Screening Dates
  • November 2, 2023 6:30
Free Admission

On the occasion of the exhibition Only when I’m hauling water do I wonder if I’m getting any stronger, the Morris and Helen Belkin Art Gallery, in collaboration with The Cinematheque, presents a series of short films by Carole Itter. These films illuminate the choreography of the everyday within Itter’s artistic realm.

Itter’s Belkin exhibition highlights the artist’s multidisciplinary works and archival materials from the 1960s to the present. Revealing her attention to locality, language, and choreography, the title references Itter’s writing and points to her self-reflexive labour as an artist, as a woman, and as an inhabitant of shacks, old houses, and cooperatives on the West Coast.

In the short films A Fish Film (2003), The Float (1993), and Tarpaulin Pull (2006), Itter poignantly showcases her contemplation of the places and communities that have shaped her life, through writings, drawings, and tangible art, along with the choreography intertwined in her daily practice.

Following the screening, there will be a conversation between the artist and Justine Chambers—representatives of two generations of Vancouver artists deeply dedicated to exploring, mining, and making sense of the choreography that defines our everyday lives.

Screening in conjunction with this program is Yvonne Rainer’s Lives of Performers (1972), a film that further underscores the profound connections between art and life.

A Fish Film
Canada 2003
Carole Itter
5 min.

The Float
Canada 1993
Carole Itter
15 min.

Tarpaulin Pull
Canada 2006
Carole Itter
6 min.

BELKIN LOGO 2019
Media
Note

Justine A. Chambers is an artist and educator living and working on the unceded Coast Salish territories of the Squamish, Musqueam, and Tsleil-Waututh Nations.
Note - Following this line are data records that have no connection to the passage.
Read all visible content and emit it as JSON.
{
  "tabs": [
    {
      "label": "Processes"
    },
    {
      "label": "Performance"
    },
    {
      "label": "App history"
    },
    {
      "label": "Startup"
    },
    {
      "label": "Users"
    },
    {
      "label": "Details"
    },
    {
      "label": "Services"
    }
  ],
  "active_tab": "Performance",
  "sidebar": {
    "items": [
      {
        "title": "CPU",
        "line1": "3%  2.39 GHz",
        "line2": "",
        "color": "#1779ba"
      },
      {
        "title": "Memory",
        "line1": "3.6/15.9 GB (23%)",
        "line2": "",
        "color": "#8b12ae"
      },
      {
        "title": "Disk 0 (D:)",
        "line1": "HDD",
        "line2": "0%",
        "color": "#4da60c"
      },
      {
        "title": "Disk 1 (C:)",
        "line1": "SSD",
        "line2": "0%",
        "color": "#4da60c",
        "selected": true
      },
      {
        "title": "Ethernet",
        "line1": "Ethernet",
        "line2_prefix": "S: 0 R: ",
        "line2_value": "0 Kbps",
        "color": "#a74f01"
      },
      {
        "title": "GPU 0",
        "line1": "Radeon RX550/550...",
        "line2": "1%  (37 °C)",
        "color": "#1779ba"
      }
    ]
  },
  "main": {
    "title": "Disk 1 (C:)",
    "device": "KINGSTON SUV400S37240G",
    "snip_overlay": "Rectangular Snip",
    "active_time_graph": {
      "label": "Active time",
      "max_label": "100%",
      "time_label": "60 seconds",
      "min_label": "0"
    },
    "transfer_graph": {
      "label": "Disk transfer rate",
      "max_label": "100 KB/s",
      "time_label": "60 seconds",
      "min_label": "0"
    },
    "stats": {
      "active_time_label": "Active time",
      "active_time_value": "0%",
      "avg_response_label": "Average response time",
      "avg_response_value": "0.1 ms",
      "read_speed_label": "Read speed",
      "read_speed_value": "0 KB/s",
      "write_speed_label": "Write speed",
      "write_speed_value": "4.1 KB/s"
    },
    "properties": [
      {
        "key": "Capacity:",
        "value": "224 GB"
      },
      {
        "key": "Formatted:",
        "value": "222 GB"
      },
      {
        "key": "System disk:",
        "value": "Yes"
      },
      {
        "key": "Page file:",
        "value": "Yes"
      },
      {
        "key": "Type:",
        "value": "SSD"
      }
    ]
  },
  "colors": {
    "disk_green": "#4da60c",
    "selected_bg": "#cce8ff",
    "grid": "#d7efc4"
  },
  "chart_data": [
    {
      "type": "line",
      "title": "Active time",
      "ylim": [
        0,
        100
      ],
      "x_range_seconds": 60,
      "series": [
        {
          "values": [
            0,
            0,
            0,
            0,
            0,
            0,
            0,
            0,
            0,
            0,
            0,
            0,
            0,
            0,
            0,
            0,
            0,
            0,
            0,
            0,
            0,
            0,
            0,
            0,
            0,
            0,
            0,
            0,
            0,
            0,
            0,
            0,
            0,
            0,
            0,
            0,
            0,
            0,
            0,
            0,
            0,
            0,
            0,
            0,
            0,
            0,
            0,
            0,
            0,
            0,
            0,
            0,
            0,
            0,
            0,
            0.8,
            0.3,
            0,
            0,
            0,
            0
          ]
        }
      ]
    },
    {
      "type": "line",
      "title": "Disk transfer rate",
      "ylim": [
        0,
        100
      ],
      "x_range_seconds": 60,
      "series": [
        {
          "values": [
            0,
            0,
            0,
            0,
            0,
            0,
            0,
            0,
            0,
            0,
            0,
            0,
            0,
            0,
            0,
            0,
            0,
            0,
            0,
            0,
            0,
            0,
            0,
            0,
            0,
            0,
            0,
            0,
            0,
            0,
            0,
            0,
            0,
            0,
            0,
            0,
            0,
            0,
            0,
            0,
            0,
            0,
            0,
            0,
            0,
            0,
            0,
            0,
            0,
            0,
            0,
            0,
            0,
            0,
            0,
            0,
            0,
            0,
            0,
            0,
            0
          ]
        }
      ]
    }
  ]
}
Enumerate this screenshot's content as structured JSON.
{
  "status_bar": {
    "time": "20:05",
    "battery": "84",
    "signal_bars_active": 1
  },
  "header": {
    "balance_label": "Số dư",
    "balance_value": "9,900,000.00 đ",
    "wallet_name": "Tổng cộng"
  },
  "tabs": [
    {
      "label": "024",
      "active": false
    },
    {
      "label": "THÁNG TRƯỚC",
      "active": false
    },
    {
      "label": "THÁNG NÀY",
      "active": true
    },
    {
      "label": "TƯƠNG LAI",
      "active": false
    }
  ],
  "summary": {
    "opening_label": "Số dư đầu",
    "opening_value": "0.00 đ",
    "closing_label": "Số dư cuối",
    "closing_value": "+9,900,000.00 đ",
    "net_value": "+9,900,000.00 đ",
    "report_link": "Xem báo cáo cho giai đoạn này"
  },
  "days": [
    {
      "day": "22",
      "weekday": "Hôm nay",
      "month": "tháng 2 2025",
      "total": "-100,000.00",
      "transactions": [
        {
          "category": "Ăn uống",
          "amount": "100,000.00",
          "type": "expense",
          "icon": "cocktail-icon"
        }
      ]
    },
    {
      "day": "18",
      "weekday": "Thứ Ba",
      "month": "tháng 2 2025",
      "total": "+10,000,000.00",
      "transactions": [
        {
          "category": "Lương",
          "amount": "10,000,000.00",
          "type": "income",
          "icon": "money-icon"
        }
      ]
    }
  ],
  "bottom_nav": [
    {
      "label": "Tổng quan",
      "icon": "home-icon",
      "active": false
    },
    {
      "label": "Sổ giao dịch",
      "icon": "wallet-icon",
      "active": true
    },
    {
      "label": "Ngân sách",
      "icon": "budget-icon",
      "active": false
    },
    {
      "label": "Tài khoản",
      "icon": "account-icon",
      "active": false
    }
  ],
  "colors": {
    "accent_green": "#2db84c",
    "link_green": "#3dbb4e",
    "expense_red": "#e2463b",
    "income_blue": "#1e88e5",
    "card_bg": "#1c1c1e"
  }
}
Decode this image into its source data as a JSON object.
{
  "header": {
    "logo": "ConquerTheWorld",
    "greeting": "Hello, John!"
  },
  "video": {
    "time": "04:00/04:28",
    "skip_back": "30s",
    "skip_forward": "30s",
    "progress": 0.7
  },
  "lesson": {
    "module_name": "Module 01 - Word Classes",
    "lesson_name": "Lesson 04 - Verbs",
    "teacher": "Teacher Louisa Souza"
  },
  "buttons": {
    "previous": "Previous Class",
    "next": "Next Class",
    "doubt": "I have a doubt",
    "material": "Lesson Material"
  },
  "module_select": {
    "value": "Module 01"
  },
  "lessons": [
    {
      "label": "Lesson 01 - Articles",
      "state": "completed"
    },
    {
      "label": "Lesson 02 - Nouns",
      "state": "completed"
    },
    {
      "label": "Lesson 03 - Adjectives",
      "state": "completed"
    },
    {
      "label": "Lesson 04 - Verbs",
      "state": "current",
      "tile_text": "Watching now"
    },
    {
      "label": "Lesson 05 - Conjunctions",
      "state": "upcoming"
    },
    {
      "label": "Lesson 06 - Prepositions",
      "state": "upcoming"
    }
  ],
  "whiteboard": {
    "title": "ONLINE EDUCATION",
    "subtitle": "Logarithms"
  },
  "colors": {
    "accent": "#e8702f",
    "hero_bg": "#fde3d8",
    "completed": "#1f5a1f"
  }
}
Her movement-based practice considers how choreography can be an empathic practice rooted in collaborative creation, close observation, and the body as a site of a cumulative embodied archive.

Carole Itter is an artist, writer, performer and filmmaker. Her work is included in the collections of the Morris and Helen Belkin Art Gallery, SFU Galleries, Vancouver Art Gallery, Burnaby Art Gallery, Surrey Art Gallery, Nanaimo Art Gallery, Canada Council Art Bank, and Vancouver Public Library. She was awarded the VIVA Award (1989) and the Audain Prize (2017).